In dettaglio
Benché la città sia già inclusa nel nostro ultimo itinerario, pare opportuno fornire qualche ulteriore notizia sul suo castello. Il primitivo fortilizio fu eretto sul colle di Pisin Vecchio, mentre il nuovo castello fu costruito, in posizione meno elevata, ai bordi del precipizio in cui si inabissa il torrente Foiba. A metà circa del secolo XIV, quando signore di Pisino era il conte Alberto IV di Gorizia, il castello, riecheggiante lo stile romanico, consisteva in una massiccia costruzione rettangolare a due piani, affiancata da una torre quadrata e protetta da un giro di mura.
Aggiunte successive riecheggiano invece lo stile gotico. Rilevante il restauro del castello effettuato dai WALSEE nel secolo XV, quando all'opposta estremità della torre quadrata fu eretto un bastione rotondo; e altrettanto rilevanti i restauri e le aggiunte del secolo XVI, quando, seguendo il perimetro delle mura di cinta, furono costruiti nuovi edifici, fu elevato il corpo verso nord-est, il muraglione fra le due torri fu rinforzato e munito di caditoie, e furono eseguiti altri lavori di consolidamento e abbellimento, talché la rocca, secondo descrizioni posteriori, appariva, tanto esternamente che internamente, di mirabile robustezza e splendida fattura.
Una serie di stemmi delle famiglie che governarono il feudo campeggia
ancora sulla facciata dell'ingresso.
SUMBERG
Per giungervi, si prende la strada da Pisino
a Fianona e, qualche chilometro dopo Pedena, sii imbocca una stradina
in direzione sud che in breve porta a Sumberg.

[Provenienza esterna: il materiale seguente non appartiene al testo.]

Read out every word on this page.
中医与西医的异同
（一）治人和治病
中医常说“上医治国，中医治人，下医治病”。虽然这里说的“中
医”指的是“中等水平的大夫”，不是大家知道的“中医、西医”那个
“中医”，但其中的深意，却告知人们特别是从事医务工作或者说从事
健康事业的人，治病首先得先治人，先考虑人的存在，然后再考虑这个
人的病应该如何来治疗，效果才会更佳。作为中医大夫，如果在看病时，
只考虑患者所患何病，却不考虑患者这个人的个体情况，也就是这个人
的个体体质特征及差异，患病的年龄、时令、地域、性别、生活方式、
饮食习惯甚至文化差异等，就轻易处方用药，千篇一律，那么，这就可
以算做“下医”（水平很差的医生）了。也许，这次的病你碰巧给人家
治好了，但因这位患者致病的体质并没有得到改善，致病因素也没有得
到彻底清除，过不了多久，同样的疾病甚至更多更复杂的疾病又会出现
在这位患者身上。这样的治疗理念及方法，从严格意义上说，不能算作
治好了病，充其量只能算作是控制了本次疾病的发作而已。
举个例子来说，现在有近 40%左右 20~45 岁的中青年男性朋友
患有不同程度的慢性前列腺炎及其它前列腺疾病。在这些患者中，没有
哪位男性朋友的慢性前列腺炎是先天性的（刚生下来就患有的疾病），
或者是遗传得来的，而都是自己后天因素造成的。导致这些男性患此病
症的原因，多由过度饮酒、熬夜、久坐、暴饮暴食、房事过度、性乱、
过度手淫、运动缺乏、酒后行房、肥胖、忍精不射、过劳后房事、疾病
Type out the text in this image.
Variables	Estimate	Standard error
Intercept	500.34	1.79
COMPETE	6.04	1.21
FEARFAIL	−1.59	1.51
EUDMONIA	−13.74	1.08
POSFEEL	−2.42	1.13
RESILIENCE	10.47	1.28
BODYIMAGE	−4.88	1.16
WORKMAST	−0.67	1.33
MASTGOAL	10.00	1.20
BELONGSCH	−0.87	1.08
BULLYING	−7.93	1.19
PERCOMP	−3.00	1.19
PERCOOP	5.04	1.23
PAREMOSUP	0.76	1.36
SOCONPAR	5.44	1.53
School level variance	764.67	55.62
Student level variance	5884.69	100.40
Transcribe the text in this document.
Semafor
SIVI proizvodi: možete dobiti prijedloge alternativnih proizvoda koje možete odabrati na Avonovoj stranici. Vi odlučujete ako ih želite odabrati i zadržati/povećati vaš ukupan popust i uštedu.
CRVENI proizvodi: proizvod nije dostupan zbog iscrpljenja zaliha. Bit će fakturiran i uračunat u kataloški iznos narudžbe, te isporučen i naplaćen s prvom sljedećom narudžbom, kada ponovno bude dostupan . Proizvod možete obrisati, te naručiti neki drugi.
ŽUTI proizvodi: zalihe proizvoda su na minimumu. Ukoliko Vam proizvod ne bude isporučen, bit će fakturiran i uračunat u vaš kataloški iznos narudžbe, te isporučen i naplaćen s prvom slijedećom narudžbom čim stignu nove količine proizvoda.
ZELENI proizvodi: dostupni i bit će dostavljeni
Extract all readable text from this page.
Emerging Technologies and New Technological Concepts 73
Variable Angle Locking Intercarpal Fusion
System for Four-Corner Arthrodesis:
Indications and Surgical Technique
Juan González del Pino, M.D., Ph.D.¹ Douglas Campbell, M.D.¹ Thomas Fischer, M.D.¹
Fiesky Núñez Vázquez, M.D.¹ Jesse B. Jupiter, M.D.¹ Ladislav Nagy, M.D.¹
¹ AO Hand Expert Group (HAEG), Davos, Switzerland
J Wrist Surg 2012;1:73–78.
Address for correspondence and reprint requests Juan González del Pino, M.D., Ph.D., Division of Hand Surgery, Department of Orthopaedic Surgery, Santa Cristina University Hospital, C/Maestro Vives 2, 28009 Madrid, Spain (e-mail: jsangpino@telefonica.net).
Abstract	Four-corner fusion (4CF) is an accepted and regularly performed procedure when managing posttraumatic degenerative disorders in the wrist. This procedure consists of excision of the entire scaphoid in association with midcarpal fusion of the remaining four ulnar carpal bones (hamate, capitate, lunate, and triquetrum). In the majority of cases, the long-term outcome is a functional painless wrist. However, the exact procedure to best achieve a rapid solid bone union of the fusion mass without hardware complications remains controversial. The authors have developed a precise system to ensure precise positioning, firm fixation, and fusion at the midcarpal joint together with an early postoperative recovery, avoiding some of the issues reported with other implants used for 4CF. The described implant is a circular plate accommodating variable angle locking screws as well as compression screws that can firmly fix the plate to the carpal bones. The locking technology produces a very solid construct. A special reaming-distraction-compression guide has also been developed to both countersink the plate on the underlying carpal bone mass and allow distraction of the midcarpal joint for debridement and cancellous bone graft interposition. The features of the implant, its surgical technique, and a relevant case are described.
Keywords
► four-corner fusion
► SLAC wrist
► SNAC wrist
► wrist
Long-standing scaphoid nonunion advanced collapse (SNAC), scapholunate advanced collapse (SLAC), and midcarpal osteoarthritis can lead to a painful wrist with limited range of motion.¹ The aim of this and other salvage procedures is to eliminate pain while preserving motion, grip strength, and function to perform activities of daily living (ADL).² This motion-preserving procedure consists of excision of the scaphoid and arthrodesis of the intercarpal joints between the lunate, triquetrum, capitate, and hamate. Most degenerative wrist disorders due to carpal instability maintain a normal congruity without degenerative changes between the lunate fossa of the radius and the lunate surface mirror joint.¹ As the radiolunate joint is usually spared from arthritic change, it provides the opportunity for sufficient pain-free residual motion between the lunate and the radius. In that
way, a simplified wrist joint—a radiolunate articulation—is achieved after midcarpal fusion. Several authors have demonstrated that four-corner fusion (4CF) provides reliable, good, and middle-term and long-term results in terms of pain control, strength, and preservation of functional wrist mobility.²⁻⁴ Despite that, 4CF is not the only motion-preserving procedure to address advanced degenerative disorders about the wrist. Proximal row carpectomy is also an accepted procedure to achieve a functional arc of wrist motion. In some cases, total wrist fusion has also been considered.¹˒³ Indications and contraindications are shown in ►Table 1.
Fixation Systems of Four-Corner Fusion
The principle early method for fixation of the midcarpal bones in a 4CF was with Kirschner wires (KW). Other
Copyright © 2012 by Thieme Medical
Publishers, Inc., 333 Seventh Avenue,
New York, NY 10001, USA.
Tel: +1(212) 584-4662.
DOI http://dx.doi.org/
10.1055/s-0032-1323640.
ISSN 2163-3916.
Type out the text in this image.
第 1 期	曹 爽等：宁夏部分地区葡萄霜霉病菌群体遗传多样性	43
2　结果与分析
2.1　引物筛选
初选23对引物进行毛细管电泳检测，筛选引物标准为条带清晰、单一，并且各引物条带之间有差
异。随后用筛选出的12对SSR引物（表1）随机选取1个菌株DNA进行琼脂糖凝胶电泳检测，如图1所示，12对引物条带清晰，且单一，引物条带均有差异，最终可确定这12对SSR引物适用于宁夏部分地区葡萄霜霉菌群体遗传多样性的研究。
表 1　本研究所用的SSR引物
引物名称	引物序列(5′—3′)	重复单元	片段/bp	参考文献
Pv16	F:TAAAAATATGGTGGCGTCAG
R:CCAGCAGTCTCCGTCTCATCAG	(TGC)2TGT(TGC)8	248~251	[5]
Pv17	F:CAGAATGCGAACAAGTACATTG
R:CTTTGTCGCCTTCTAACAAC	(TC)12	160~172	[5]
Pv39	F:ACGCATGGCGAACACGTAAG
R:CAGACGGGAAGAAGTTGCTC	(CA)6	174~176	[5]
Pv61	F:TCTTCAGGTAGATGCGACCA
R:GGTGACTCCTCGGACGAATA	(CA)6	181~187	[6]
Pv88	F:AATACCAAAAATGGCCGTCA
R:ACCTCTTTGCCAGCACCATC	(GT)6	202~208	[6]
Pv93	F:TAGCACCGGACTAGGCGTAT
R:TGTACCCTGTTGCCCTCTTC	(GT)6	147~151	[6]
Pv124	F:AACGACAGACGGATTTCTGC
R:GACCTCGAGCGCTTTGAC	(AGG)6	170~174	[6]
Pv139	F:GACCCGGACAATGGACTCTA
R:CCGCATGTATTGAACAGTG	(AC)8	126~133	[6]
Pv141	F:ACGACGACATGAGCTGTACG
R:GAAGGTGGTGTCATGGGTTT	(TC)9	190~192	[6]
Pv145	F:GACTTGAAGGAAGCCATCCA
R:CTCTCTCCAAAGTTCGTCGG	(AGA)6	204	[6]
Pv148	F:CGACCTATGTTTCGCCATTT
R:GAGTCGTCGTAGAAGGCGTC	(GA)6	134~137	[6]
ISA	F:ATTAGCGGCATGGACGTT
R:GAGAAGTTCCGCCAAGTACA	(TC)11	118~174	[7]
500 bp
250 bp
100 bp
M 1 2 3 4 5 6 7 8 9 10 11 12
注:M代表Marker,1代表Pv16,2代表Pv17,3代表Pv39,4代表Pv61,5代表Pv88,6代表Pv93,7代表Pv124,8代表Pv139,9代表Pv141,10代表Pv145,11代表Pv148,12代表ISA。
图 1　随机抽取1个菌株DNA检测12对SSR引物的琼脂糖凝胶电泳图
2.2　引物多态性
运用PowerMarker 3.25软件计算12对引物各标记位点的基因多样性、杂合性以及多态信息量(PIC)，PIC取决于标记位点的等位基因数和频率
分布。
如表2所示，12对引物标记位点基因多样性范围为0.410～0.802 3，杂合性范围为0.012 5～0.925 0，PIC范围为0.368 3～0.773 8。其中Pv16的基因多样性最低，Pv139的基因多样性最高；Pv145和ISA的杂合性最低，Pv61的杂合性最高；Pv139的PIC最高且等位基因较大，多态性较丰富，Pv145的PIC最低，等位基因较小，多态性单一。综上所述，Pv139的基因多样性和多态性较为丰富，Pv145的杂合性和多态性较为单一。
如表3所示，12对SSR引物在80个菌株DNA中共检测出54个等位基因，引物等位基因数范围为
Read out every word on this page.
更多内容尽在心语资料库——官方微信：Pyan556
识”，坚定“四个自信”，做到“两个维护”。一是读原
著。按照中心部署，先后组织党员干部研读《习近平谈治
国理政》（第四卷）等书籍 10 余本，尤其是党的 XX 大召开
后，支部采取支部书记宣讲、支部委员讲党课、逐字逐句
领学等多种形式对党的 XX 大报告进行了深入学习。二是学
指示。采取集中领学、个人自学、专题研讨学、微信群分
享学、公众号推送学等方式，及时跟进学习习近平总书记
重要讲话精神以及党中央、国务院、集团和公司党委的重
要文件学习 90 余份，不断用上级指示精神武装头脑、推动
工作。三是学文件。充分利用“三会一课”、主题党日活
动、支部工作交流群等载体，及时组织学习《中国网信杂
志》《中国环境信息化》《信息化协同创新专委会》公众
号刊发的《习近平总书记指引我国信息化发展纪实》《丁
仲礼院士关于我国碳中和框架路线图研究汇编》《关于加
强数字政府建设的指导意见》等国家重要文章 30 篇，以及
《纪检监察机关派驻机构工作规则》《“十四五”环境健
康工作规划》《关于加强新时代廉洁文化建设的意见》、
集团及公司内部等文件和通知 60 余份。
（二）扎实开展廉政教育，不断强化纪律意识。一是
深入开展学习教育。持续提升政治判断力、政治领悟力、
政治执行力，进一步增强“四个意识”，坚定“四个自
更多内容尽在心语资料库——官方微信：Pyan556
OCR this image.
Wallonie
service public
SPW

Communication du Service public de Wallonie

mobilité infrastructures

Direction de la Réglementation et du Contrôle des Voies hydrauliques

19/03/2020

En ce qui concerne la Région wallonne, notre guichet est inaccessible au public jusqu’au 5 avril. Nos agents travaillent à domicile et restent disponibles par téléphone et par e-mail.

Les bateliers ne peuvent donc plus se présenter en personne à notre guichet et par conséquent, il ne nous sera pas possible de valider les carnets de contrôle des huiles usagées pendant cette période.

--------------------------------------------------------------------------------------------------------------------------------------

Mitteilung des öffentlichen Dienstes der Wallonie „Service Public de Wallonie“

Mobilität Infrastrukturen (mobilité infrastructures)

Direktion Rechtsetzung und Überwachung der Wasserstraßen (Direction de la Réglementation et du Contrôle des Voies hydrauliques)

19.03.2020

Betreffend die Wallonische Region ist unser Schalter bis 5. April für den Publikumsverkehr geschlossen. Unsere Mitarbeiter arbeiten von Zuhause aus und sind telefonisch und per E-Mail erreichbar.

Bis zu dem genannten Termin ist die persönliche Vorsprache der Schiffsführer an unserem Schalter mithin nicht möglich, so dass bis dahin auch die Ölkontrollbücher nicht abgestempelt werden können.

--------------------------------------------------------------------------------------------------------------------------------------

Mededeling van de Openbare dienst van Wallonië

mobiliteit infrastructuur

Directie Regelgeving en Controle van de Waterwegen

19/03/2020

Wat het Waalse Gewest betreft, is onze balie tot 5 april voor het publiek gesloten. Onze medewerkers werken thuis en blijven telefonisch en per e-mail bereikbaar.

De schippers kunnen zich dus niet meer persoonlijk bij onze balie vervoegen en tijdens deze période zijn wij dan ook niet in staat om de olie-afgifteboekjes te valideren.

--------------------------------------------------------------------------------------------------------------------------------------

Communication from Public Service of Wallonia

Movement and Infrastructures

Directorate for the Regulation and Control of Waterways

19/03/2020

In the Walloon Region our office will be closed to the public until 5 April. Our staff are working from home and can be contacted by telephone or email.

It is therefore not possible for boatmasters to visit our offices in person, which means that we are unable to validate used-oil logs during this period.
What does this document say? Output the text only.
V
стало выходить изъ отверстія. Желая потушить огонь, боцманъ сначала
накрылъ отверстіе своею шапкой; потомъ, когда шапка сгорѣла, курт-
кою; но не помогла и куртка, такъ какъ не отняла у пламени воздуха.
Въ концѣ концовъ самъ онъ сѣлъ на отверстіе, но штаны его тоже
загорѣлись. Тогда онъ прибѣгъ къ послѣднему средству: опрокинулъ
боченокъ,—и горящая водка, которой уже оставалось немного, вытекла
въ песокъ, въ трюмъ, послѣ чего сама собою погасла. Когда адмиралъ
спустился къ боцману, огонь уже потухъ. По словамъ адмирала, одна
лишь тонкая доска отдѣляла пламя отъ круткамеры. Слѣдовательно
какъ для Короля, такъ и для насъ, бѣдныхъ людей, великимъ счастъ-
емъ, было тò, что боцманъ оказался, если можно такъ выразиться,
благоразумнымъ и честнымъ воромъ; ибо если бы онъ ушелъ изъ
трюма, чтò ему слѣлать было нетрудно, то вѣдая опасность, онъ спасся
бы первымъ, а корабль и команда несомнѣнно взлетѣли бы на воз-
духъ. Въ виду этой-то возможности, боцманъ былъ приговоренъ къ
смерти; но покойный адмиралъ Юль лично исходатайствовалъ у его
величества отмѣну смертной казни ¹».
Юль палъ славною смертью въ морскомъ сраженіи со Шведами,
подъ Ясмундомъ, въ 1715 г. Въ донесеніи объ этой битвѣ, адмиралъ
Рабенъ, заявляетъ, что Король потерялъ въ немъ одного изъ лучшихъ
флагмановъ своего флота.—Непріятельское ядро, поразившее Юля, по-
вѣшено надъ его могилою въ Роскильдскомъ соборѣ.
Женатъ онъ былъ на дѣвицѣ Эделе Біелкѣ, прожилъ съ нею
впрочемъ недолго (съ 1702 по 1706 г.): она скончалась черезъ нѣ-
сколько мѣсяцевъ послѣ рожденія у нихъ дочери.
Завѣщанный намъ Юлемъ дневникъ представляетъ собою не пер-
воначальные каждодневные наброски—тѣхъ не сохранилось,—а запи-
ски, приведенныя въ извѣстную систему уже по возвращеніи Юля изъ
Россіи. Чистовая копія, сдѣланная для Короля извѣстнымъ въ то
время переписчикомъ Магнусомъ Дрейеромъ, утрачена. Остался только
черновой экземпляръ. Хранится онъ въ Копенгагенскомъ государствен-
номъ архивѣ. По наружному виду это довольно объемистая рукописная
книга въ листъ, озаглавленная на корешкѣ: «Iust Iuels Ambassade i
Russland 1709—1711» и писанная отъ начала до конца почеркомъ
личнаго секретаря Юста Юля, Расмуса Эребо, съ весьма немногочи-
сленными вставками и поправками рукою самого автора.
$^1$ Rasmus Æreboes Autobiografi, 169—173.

Apparteneva alla
signoria di Mahrensfels (Lupogliano). I castellani, da quello
del castello, presero il nome di Sumbergar. Il paese conserva
ancora il suo rozzo ma robusto castellaccio. La residenza dei
signori (un edificio a due piani a pianta irregolare) occupa un
lato del vasto cortile, che è cinto da alte mura rinforzate
agli angoli da torri rotonde.
CHERSANO
E' sulla destra della strada che da Pisino porta a Fianona, a
pochi chilometri da quest'ultima cittadina. Il castello di Chersano
fu eretto all'inizio del XIV secolo. I suoi signori si fecero
chiamare "da Chersano" . A vederli esternamente da una
certa distanza, il castello e le fortificazioni del paese sembrano
integri, in realtà, sono in condizioni piuttosto precarie,
anche se il castello è ancora parzialmente abitabile. E'
in buono stato la porta
fortificata d'ingresso al villaggio, alla cui sinistra torreggia
il mastio. Si accede al castello da due porte principali: la prima
introduce nell'edificio affacciato sulla piazza del borgo e, per
una scala interna, al ballatoio sopra il cortile; la seconda,
sul lato meridionale, dà sul cortile , dove si trovano
un pozzo e l'antica cucina. Una scala di pietra conduce anche
da questa parte al ballatoio del primo piano, dove una delle porte
si apre sulla sala dei feudatari.
BOGLIUNO
Si trova nell'Istria orientale, pochi chilometri dall'ingresso
del traforo del Monte Maggiore. Il castello consta di una costruzione
centrale racchiusa da una cortina quadrata di mura. Un antemurale
copre e difende l'entrata del castello, sorvegliata da un poderoso
torrione rotondo alto tre piani. Il lato del castello rivolto
a valle è difeso da un bastione quadrato e da una torre
rotonda, in parte crollata. L'interno del castello è in
rovina. Sopravvivono invece, qua e là, le mura del borgo.